Nirgendwo sonst, außer in Bayern, ist die Tradition des dreigliedrigen Schulsystems so tief verankert wie in Baden-Württemberg. Die vor eineinhalb Jahren abgewählte CDU hatte sich lange geweigert, daran zu rütteln, auch wenn Hauptschulklassen in vielen Regionen immer leerer wurden. Weil die Schülerzahlen insgesamt sinken, und weil immer weniger Eltern ihr Kind auf einer Hauptschule anmelden wollen.

Auch an der Dreißentalschule, einer ehemaligen Grund- und Werkrealschule, hat sich die Zahl der Fünftklässler seit den 90er-Jahren halbiert, zuletzt gab es nur noch 24 Anmeldungen. "Wenn wir alles so lassen würden, dann hätte bald nur noch jede dritte Gemeinde eine weiterführende Schule", sagt Norbert Zeller, Leiter der Stabsstelle Gemeinschaftsschule im Kultusministerium. "Das, was wir jetzt machen, ist ein Paradigmenwechsel."

Die CDU schimpft zwar über die "Einheitsschule", aber auf dem Lande gibt es nicht wenige CDU-Bürgermeister, die lieber auf genau diese Schule setzen statt auf eine ausblutende Hauptschule. Die Reform geht bislang vergleichsweise geräuschlos voran. Auch in Oberkochen waren Gemeinderatsmitglieder der CDU zunächst gegen die neue Schulform. Doch letztlich haben sie die Umwandlung mitgetragen - aus standortpolitischen Gründen.

Oberkochen ist ein starker Wirtschaftsstandort, das Optikunternehmen Carl Zeiss und der Werkzeughersteller Leitz haben hier ihren Hauptsitz, es gibt so viele Arbeitsplätze wie Einwohner. "Die Unternehmen wollen ihre Fachkräfte vor Ort rekrutieren, sie sind auf eine gut ausgebaute Schulinfrastruktur angewiesen", sagt der parteilose Bürgermeister Traub. Die Gemeinschaftsschule, die von Klasse eins bis zehn gehen wird, bedeutet "eine enorme Aufwertung für Oberkochen", so Traub. Mit dem Gymnasium zusammen können nun alle Bildungsabschlüsse vor Ort angeboten werden.

Davon profitieren Unternehmen wie Zeiss. Ausbildungsleiter Volker Thumm kooperiert schon seit vielen Jahren mit der Dreißentalschule, sie liegt nur 100 Meter entfernt vom Firmensitz. Er hat sich für den Umbau der Schule starkgemacht. "Das neue pädagogische Konzept kommt der beruflichen Bildung sehr entgegen", sagt er, "weil es auf selbstständiges Lernen setzt." Er verspricht sich davon nicht nur ein breiteres Fachkräfteangebot, sondern auch eine bessere Bildung.
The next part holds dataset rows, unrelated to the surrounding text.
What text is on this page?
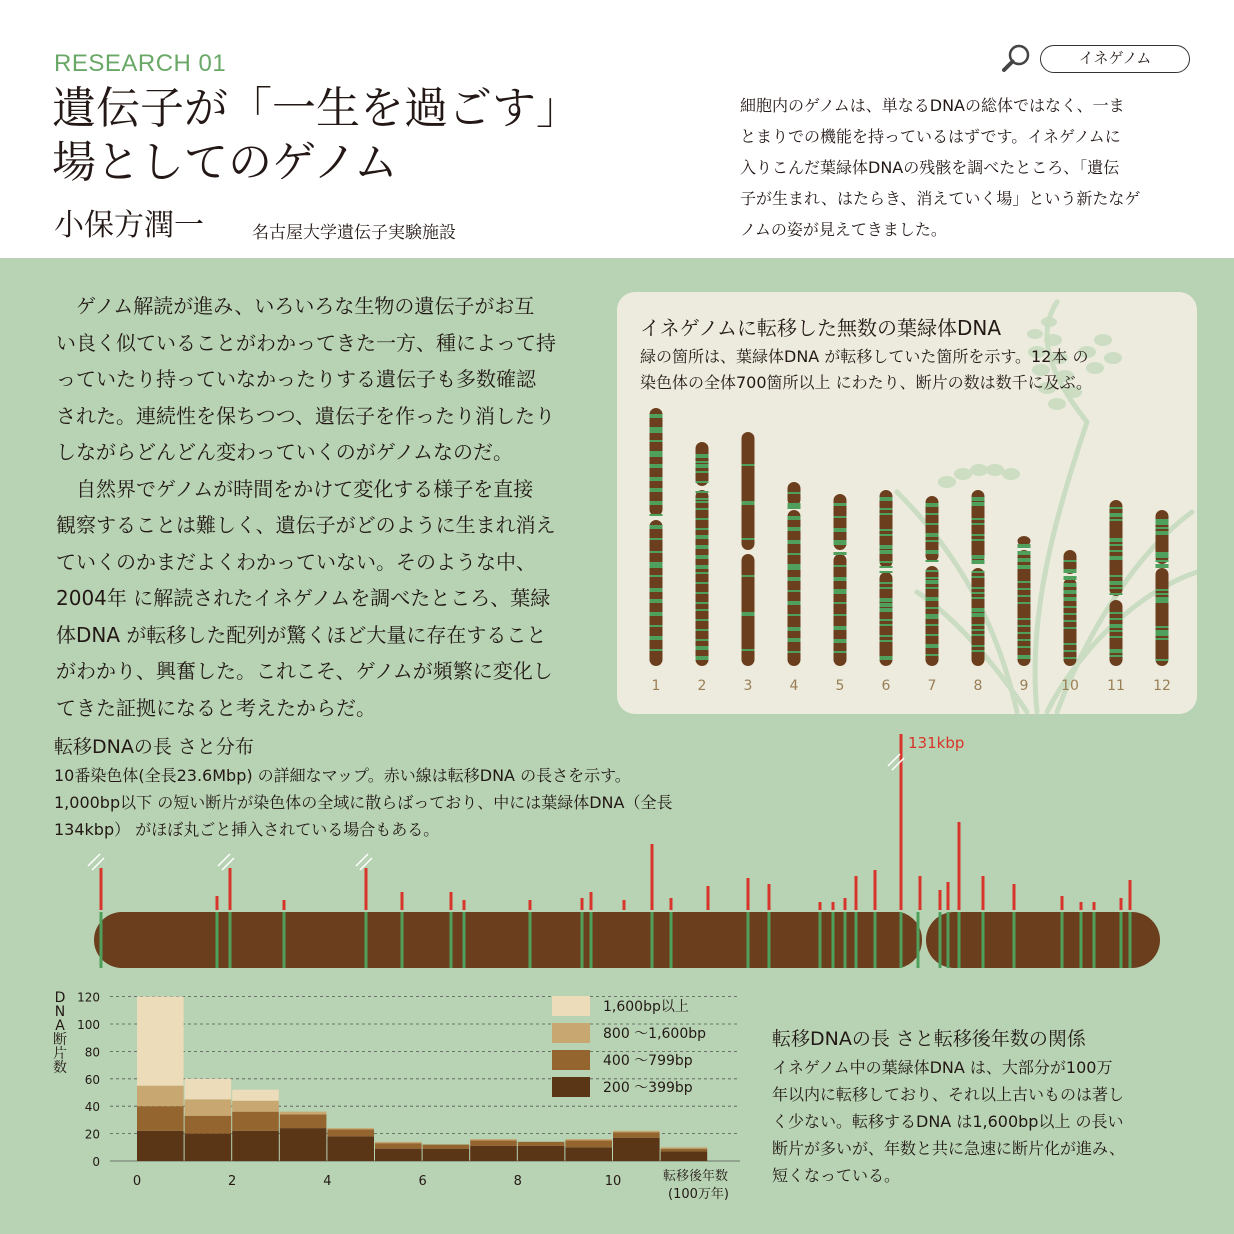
RESEARCH 01
遺伝子が「一生を過ごす」
場としてのゲノム
小保方潤一	名古屋大学遺伝子実験施設
イネゲノム
細胞内のゲノムは、単なるDNAの総体ではなく、一ま
とまりでの機能を持っているはずです。イネゲノムに
入りこんだ葉緑体DNAの残骸を調べたところ、「遺伝
子が生まれ、はたらき、消えていく場」という新たなゲ
ノムの姿が見えてきました。
ゲノム解読が進み、いろいろな生物の遺伝子がお互
い良く似ていることがわかってきた一方、種によって持
っていたり持っていなかったりする遺伝子も多数確認
された。連続性を保ちつつ、遺伝子を作ったり消したり
しながらどんどん変わっていくのがゲノムなのだ。
自然界でゲノムが時間をかけて変化する様子を直接
観察することは難しく、遺伝子がどのように生まれ消え
ていくのかまだよくわかっていない。そのような中、
2004年 に解読されたイネゲノムを調べたところ、葉緑
体DNA が転移した配列が驚くほど大量に存在すること
がわかり、興奮した。これこそ、ゲノムが頻繁に変化し
てきた証拠になると考えたからだ。
イネゲノムに転移した無数の葉緑体DNA
緑の箇所は、葉緑体DNA が転移していた箇所を示す。12本 の
染色体の全体700箇所以上 にわたり、断片の数は数千に及ぶ。
1	2	3	4	5	6	7	8	9 10 11 12
転移DNAの長 さと分布
10番染色体(全長23.6Mbp) の詳細なマップ。赤い線は転移DNA の長さを示す。
1,000bp以下 の短い断片が染色体の全域に散らばっており、中には葉緑体DNA（全長
134kbp） がほぼ丸ごと挿入されている場合もある。
131kbp
転移DNAの長 さと転移後年数の関係
イネゲノム中の葉緑体DNA は、大部分が100万
年以内に転移しており、それ以上古いものは著し
く少ない。転移するDNA は1,600bp以上 の長い
断片が多いが、年数と共に急速に断片化が進み、
短くなっている。
D N A 断片数
0
20
40
60
80
100
120
0	2	4	6	8	10	転移後年数
(100万年)
1,600bp以上
800 〜1,600bp
400 〜799bp
200 〜399bp
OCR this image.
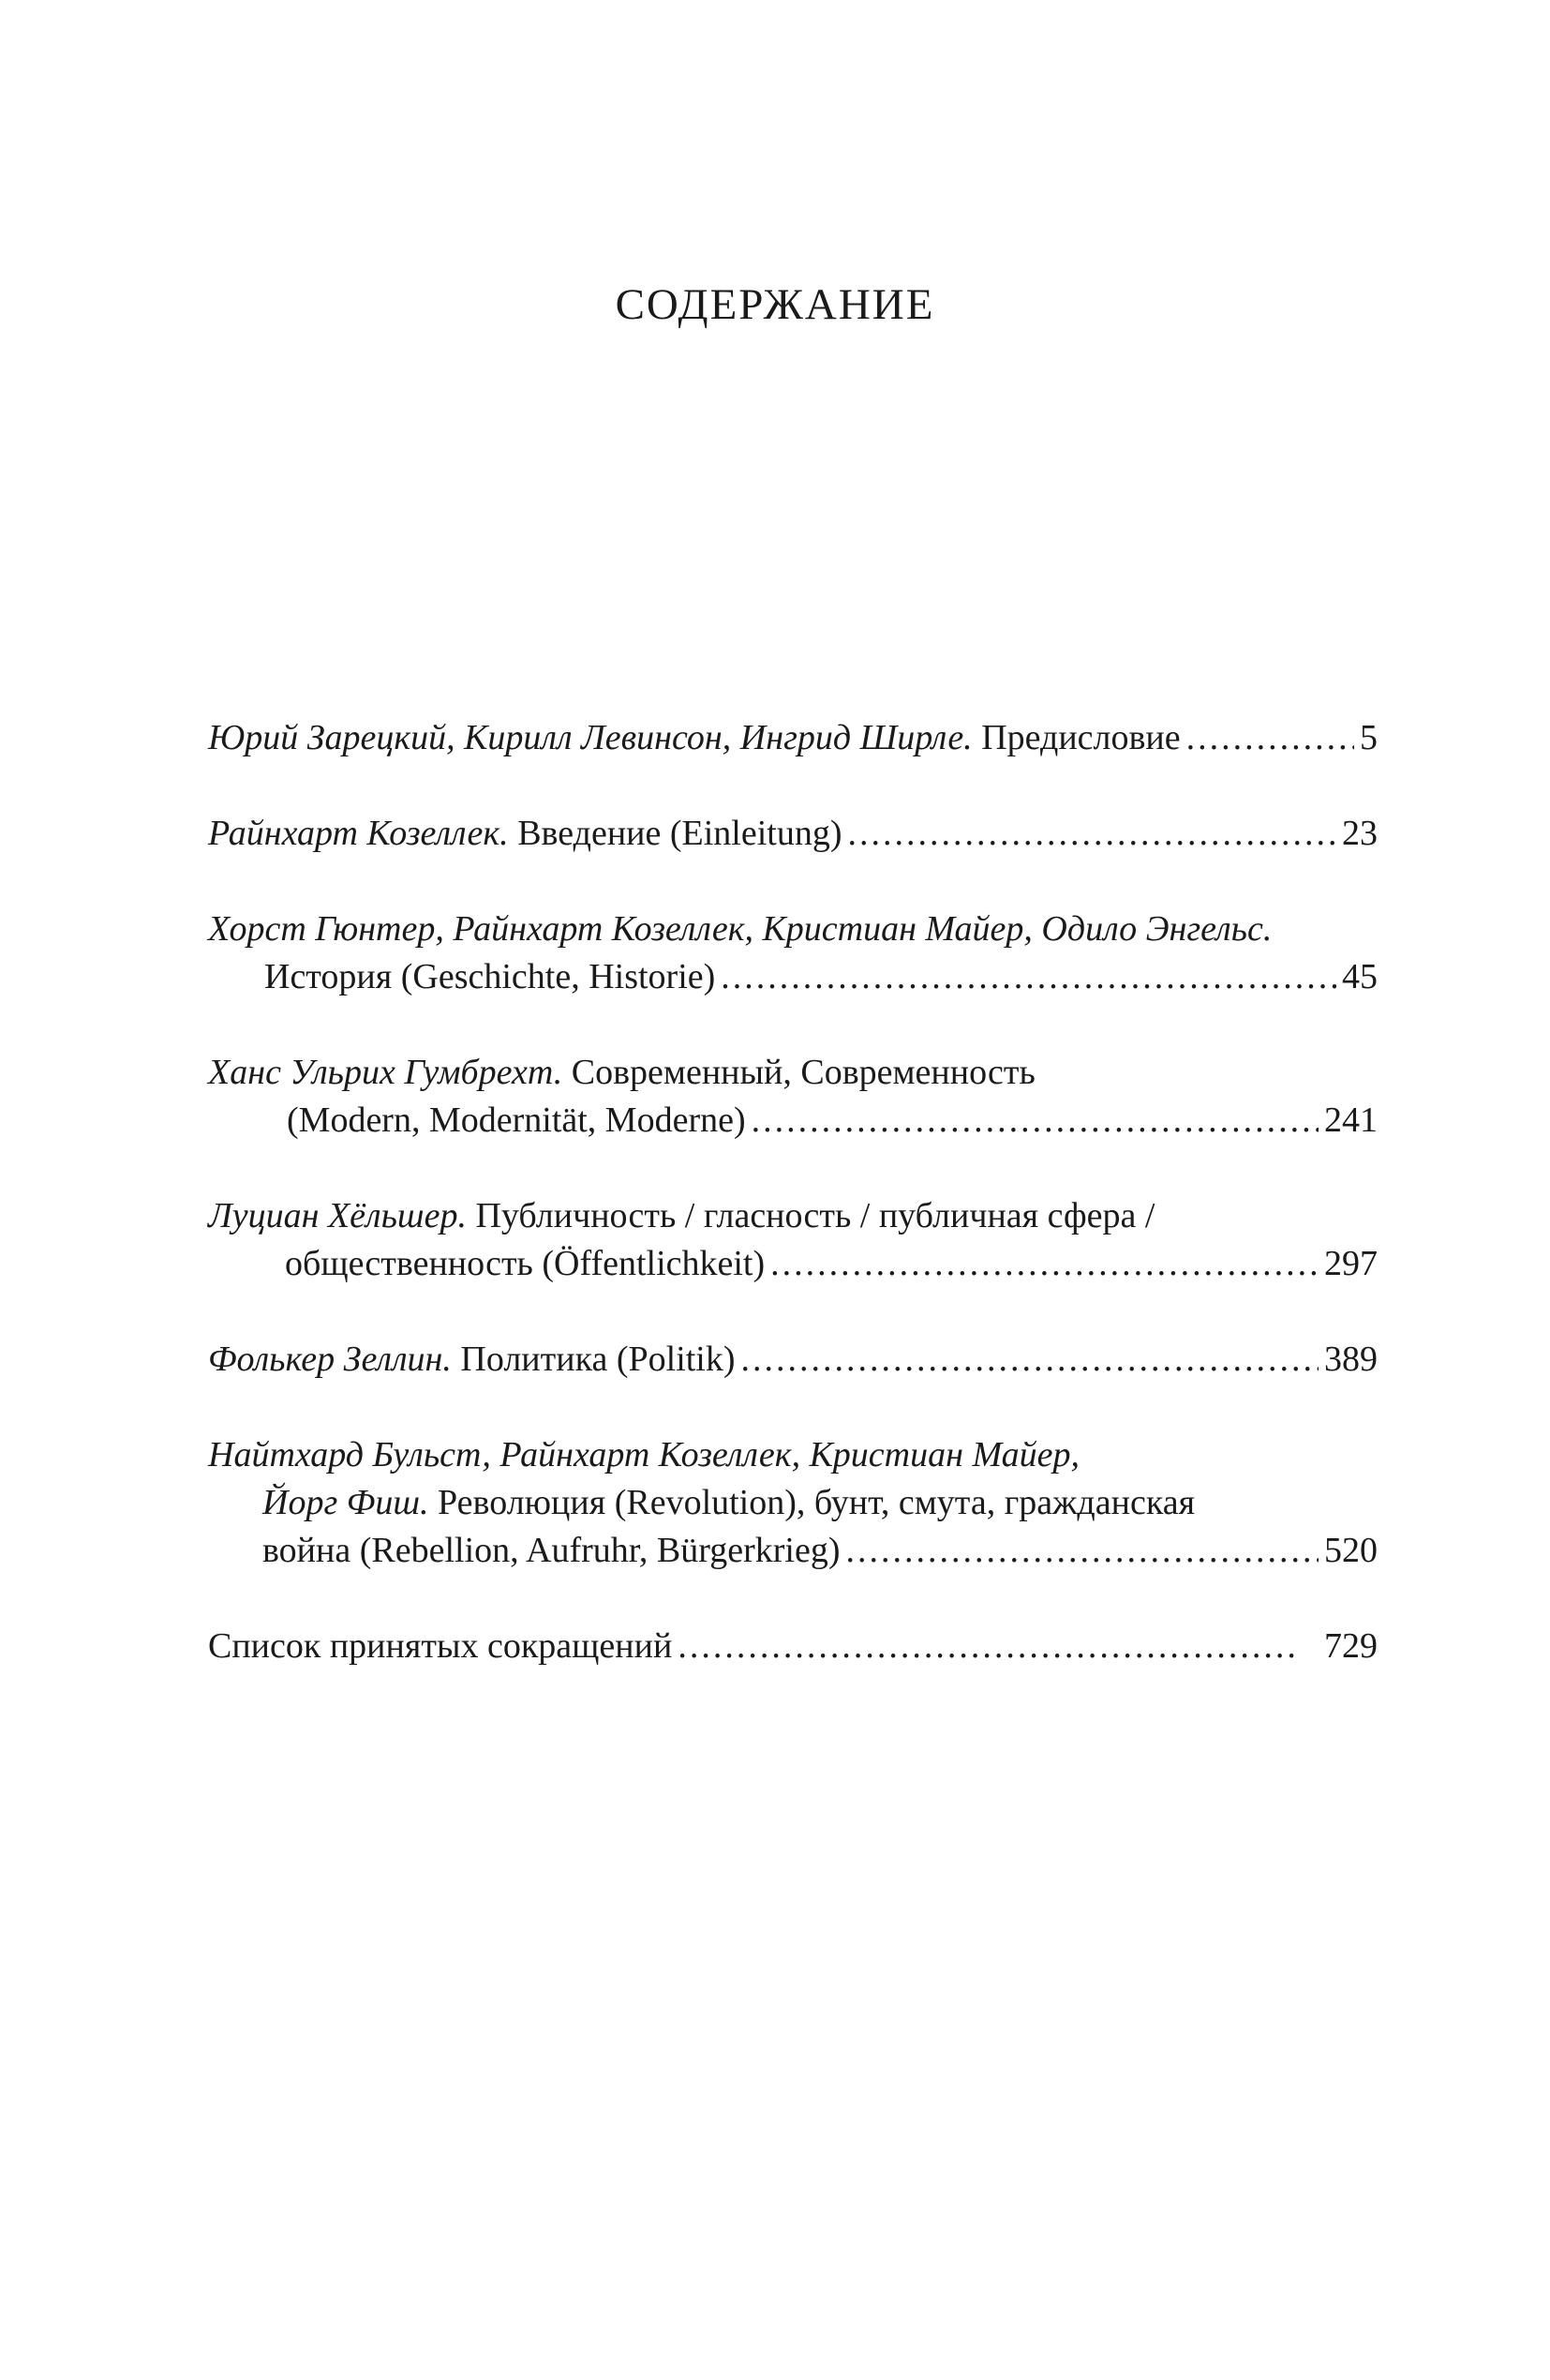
СОДЕРЖАНИЕ
Юрий Зарецкий, Кирилл Левинсон, Ингрид Ширле. Предисловие .....	5
Райнхарт Козеллек. Введение (Einleitung) .....	23
Хорст Гюнтер, Райнхарт Козеллек, Кристиан Майер, Одило Энгельс.
История (Geschichte, Historie) .....	45
Ханс Ульрих Гумбрехт. Современный, Современность
(Modern, Modernität, Moderne) .....	241
Луциан Хёльшер. Публичность / гласность / публичная сфера /
общественность (Öffentlichkeit) .....	297
Фолькер Зеллин. Политика (Politik) .....	389
Найтхард Бульст, Райнхарт Козеллек, Кристиан Майер,
Йорг Фиш. Революция (Revolution), бунт, смута, гражданская
война (Rebellion, Aufruhr, Bürgerkrieg) .....	520
Список принятых сокращений .....	729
Denn an der Dreißentalschule werden derzeit nicht nur die Möbel ausgetauscht, sondern auch die Lernmethoden. Künftig bekommen die Schüler von ihren Lernbegleitern, früher Lehrern, Input und ziehen sich dann als Lerngruppen in die Lernateliers zurück, wo sie sich selbstständig Wissen erarbeiten, unterstützt und gecoacht von ihren Lernbegleitern. Das Konzept hat sich das Schulkollegium abgeschaut bei dem Schweizer Pädagogen Peter Fratton und der von der Unternehmerin Bettina Würth gegründeten Freien Schule Anne-Sophie in Künzelsau. Im Vordergrund stehen vier Leitprinzipien: Respekt, autonomes Lernen, eine neu gestaltete Lernumgebung und das Motto "Ins Gelingen verliebt sein". "Auch Schulen stehen im Wettbewerb und müssen sich am Bildungsmarkt behaupten", sagt Schulleiter Martin Latosinszky. Die Dreißentalschule will er zu einer Marke machen, mit einer eigenen Corporate Identity. Dafür wirbt er bereits im Kindergarten. Für ihn und seine Lehrer ist das auch ein Kampf gegen die Schließung der Schule.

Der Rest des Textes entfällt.